Menurut data penyedia teknologi keuangan, FIS edisi 2022 mengenai Laporan Pembayaran Global, dompet digital saat ini tengah mendominasi e-commerce di Asia Pacific (APAC). Prosentasi transaksi dompet digital di APAC mencapai 68,5% dari berbagai segmen nilai transaksi, dibandingkan kartu kredit dan kartu charge yang hanya 12,8%. Pembayaran kartu diperkirakan akan terus menurun menjadi 11% di 2025, sementara dompet digital diproyeksikan meningkat menjadi 72% dari total nilai transaksi dalam tiga tahun.
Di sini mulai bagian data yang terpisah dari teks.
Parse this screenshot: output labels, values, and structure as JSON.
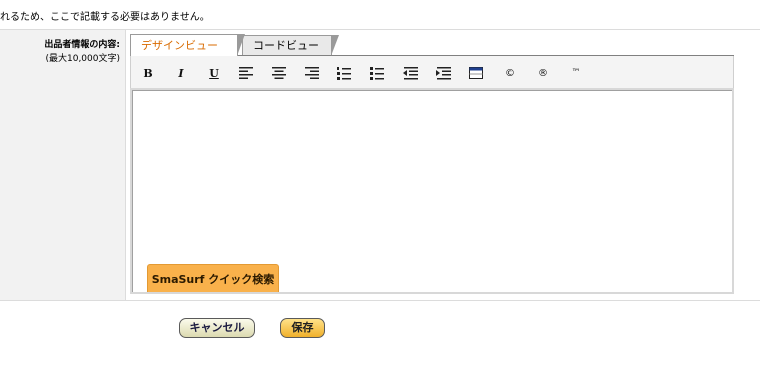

Saat ini BNPL hanya menyumbang hampir 1% dari total nilai transaksi e-commerce di APAC. Tetapi layanan tersebut berpotensi menarik konsumen yang tidak ingin menggunakan plastik atau kesulitan mengakses kartu kredit, kata Kanv Pandit, group managing director and head of sales, Asia Pasifik, FIS.
“Ada permintaan terpendam untuk kartu kredit,” kata Pandit kepada Asian Banking & Finance dalam sebuah wawancara, dimana ia menambahkan bahwa ada dua alasan utama yang mendorong pengaksesan BNPL. “Nomor satu, kartu kredit menangani segmen pasar yang sangat sempit. Nomor dua, konsumen mencari fleksibilitas dan kesederhanaan.”
Pandit mencatat kesederhanaan adalah alasan besar mengapa BNPL menjadi menarik, karena lebih mudah bagi konsumen mendaftar pembelian dan mendapatkan kebutuhan pembiayaan mereka dibandingkan dengan mendaftar kartu kredit.
Elemen kemudahan penggunaan ini tidak hanya untuk konsumen, tetapi juga meluas untuk penjual.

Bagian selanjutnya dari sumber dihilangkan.